Research Paper Volume 13, Issue 7 pp 10703—10723
ASIC1 and ASIC3 mediate cellular senescence of human nucleus pulposus mesenchymal stem cells during intervertebral disc degeneration
- 1 Department of Orthopedics and Spine Surgery, The First Affiliated Hospital, Anhui Medical University, Hefei 230032, Anhui, China
- 2 School of Life Sciences, Anhui Medical University, Hefei 230032, Anhui, China
- 3 Translational Research Institute of Henan Provincial People’s Hospital and People’s Hospital of Zhengzhou University, Molecular Pathology Centre, Academy of Medical Sciences, Zhengzhou University, Zhengzhou 450053, Henan, China
- 4 School of Biomedical Sciences and Pharmacy, University of Newcastle, Callaghan, NSW 2308, Australia
Received: October 10, 2020 Accepted: February 16, 2021 Published: April 6, 2021https://doi.org/10.18632/aging.202850
How to Cite
Copyright: © 2021 Ding et al. This is an open access article distributed under the terms of the Creative Commons Attribution License (CC BY 3.0), which permits unrestricted use, distribution, and reproduction in any medium, provided the original author and source are credited.

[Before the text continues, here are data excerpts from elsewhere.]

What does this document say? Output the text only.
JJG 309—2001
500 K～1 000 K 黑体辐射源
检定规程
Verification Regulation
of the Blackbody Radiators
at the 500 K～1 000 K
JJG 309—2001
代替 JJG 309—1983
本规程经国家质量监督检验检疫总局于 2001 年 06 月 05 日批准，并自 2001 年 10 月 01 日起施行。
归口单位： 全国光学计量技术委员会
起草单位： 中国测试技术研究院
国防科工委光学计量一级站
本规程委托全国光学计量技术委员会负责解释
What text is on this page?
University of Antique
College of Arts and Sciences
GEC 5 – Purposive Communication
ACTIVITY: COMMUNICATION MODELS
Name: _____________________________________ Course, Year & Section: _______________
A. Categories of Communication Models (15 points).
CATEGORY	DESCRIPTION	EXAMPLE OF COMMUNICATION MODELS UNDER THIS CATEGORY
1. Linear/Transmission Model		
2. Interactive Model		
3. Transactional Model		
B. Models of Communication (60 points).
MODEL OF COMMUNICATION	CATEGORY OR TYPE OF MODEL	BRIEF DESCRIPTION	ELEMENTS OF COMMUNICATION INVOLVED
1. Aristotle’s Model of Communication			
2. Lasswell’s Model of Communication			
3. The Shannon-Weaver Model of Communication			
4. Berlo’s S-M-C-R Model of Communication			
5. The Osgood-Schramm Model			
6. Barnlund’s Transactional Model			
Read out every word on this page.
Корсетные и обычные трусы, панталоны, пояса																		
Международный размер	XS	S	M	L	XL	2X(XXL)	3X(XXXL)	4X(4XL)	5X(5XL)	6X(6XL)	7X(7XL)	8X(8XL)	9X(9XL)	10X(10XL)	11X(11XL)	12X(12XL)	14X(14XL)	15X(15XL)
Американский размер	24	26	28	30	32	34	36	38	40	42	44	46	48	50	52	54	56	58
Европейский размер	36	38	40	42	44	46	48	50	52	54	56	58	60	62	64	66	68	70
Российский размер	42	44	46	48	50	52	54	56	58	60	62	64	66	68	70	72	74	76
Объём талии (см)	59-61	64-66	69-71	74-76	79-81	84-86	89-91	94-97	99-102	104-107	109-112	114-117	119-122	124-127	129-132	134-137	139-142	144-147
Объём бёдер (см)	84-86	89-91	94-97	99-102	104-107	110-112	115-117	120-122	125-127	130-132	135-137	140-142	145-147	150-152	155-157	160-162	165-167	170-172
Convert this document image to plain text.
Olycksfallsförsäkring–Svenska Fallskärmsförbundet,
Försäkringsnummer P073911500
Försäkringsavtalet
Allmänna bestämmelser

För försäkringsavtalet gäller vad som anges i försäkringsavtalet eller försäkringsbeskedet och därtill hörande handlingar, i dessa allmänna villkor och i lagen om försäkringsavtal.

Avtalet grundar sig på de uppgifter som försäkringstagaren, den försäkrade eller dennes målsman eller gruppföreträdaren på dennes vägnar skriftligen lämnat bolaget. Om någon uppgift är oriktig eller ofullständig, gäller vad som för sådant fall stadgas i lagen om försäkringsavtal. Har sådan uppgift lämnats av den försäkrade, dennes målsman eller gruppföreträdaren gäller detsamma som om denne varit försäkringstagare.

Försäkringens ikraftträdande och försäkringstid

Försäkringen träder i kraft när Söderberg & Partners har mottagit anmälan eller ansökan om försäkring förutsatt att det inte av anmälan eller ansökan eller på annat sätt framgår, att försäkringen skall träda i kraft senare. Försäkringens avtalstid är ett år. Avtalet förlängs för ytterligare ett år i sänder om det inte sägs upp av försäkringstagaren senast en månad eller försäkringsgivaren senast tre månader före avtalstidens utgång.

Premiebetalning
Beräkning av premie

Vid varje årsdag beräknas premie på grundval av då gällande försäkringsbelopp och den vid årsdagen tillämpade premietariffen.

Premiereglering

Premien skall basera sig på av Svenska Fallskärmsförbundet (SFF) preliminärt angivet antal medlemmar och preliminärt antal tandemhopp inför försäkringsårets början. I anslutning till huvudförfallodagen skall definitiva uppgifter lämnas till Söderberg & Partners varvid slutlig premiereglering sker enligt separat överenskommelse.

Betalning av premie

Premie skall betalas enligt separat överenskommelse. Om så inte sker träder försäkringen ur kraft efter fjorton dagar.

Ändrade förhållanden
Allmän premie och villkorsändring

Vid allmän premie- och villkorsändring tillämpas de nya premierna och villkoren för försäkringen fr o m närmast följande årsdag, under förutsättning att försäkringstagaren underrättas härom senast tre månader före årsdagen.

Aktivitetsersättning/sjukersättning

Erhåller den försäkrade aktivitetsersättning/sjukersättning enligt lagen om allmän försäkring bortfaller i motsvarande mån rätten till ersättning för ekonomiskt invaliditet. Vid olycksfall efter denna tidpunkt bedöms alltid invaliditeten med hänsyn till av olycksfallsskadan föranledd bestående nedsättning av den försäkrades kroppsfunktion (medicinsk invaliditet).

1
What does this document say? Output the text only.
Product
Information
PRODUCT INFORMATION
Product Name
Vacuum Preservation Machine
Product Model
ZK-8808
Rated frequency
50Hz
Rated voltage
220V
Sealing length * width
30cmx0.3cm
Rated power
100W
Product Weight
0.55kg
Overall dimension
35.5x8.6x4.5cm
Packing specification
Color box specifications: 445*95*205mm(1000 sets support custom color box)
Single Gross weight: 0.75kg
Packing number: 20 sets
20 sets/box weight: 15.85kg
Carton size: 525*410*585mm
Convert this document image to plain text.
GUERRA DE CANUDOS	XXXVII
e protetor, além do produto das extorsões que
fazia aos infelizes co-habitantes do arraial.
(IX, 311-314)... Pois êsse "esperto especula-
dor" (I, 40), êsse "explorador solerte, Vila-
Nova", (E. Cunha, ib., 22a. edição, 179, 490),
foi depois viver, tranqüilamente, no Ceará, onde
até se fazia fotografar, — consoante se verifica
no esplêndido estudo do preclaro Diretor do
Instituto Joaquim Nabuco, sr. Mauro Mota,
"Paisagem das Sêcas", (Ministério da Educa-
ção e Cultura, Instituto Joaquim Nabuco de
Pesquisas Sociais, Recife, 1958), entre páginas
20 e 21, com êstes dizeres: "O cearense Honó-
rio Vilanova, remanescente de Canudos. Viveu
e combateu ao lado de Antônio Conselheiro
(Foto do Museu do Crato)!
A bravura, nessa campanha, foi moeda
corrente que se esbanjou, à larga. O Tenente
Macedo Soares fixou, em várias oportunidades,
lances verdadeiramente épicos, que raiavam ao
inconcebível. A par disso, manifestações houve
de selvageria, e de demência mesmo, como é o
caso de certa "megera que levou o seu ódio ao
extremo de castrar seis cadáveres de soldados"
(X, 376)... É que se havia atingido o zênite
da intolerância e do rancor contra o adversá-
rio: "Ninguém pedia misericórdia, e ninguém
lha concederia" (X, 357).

Stem cell approaches have become an attractive therapeutic option for intervertebral disc degeneration (IVDD). Nucleus pulposus mesenchymal stem cells (NP-MSCs) participate in the regeneration and homeostasis of the intervertebral disc (IVD), but the molecular mechanisms governing these processes remain to be elucidated. Acid-sensing ion channels (ASICs) which act as key receptors for extracellular protons in central and peripheral neurons, have been implicated in IVDD where degeneration is associated with reduced microenvironmental pH. Here we show that ASIC1 and ASIC3, but not ASIC2 and ASIC4 are upregulated in human IVDs according to the degree of clinical degeneration. Subjecting IVD-derived NP-MSCs to pH 6.6 culture conditions to mimic pathological IVD changes resulted in decreased cell proliferation that was associated with cell cycle arrest and induction of senescence. Key molecular changes observed were increased expression of p53, p21, p27, p16 and Rb1. Instructively, premature senescence in NP-MSCs could be largely alleviated using ASIC inhibitors, suggesting both ASIC1 and ASIC3 act decisively upstream to activate senescence programming pathways including p53-p21/p27 and p16-Rb1 signaling. These results highlight the potential of ASIC inhibitors as a therapeutic approach for IVDD and broadly define an in vitro system that can be used to evaluate other IVDD therapies.
IVDD: intervertebral disc degeneration; NP-MSCs: nucleus pulposus mesenchymal stem cells; NP: nucleus pulposus; BMSCs: bone marrow-derived stem cells; ECM: extracellular matrix; ASICs: acid sensing ion channels; CCK-8: cell counting kit-8.